The Debt Supercycle Comes to China

CAMBRIDGE – The 2008 financial crisis in the United States kicked off a debt supercycle, which spread to Europe in 2010 and has recently engulfed many of the world’s low-income and lower-middle-income countries. Could the debt woes of Country Garden, the behemoth Chinese real-estate developer now facing billions of dollars in losses, augur the cycle’s next turn?

The answer remains unclear. While the Chinese authorities have a remarkable track record when it comes to containing economic crises, the challenges posed by a significant growth slowdown, combined with high debt levels – especially for local governments and the property sector – are unprecedented.

China’s current problems can be traced back to its massive post-2008 investment stimulus, a significant portion of which fueled the real-estate construction boom. After years of building housing and offices at breakneck speed, the bloated property sector – which accounts for 23% of the country’s GDP (26% counting imports) – is now yielding diminishing returns. This comes as little surprise, as China’s housing stock and infrastructure rival that of many advanced economies while its per capita income remains comparatively low.
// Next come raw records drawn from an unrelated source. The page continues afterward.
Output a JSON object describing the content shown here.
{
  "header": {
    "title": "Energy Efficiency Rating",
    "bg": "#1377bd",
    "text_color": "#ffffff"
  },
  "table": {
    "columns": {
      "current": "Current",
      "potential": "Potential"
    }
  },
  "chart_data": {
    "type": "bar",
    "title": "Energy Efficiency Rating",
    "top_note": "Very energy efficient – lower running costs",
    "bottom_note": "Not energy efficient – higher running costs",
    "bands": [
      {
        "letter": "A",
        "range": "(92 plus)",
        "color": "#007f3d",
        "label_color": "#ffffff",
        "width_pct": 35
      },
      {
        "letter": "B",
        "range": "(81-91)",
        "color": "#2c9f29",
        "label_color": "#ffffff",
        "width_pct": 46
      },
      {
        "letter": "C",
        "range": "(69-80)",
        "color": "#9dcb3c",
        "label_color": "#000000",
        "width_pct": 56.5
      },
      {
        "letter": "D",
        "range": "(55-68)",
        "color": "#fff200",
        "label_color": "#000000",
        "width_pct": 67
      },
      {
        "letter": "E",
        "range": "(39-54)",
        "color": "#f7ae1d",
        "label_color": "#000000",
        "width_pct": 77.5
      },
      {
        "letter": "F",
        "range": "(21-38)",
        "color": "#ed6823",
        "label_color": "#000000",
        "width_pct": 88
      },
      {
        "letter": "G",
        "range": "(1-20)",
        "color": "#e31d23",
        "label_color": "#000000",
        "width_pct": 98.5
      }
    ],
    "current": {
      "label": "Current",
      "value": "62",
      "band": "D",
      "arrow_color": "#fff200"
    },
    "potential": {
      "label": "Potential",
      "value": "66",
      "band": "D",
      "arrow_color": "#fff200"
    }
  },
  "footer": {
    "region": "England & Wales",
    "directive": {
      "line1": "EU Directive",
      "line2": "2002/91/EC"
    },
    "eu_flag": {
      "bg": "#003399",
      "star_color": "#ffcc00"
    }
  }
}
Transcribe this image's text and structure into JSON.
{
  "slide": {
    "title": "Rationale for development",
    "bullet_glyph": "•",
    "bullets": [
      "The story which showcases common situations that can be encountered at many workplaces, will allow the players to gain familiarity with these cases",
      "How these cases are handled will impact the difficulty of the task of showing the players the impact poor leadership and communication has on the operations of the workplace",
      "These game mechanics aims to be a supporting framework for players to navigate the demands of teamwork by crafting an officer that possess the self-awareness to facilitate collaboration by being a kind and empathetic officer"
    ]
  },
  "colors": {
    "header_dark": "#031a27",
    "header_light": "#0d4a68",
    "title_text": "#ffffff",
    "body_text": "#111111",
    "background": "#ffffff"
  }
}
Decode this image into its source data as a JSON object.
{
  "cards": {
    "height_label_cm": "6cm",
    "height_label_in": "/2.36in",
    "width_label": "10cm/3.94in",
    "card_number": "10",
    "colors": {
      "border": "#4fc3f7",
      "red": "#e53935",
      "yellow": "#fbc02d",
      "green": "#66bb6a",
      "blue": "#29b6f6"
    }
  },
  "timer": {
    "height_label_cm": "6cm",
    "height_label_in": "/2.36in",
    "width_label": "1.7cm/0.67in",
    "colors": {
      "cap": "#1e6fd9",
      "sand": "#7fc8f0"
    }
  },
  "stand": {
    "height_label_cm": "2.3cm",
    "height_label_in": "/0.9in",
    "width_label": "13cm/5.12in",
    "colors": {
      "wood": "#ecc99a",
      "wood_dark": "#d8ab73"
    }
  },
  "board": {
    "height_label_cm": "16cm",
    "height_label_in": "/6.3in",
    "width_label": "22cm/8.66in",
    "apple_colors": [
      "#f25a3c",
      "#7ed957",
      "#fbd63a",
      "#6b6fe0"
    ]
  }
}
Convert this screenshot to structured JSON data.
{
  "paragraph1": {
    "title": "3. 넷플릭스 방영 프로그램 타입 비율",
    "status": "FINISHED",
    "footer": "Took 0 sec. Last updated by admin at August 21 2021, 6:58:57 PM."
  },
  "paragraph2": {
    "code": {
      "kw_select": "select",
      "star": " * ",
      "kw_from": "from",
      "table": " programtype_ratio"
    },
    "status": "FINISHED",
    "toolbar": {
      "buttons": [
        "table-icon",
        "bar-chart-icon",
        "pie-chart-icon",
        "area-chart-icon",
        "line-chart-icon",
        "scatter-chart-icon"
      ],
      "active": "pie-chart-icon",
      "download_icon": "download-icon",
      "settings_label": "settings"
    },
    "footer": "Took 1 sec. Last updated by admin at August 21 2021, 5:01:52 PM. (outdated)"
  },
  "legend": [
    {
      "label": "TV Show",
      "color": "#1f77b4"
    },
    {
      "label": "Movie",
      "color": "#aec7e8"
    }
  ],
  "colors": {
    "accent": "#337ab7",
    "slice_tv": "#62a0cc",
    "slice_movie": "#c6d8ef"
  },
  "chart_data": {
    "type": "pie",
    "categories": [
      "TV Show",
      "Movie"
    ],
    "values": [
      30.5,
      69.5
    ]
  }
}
At the same time, in what had once seemed like a race between a tortoise and a hare, the US is speeding toward artificial-intelligence-powered technological innovation and higher long-term economic growth. As highly respected Wall Street Journal economics commentator Greg Ip recently put it, “No one talks about secular stagnation now,” referring to a theory that a chronic deficiency in global demand and economically important innovation will hold down growth and real interest rates long into the future.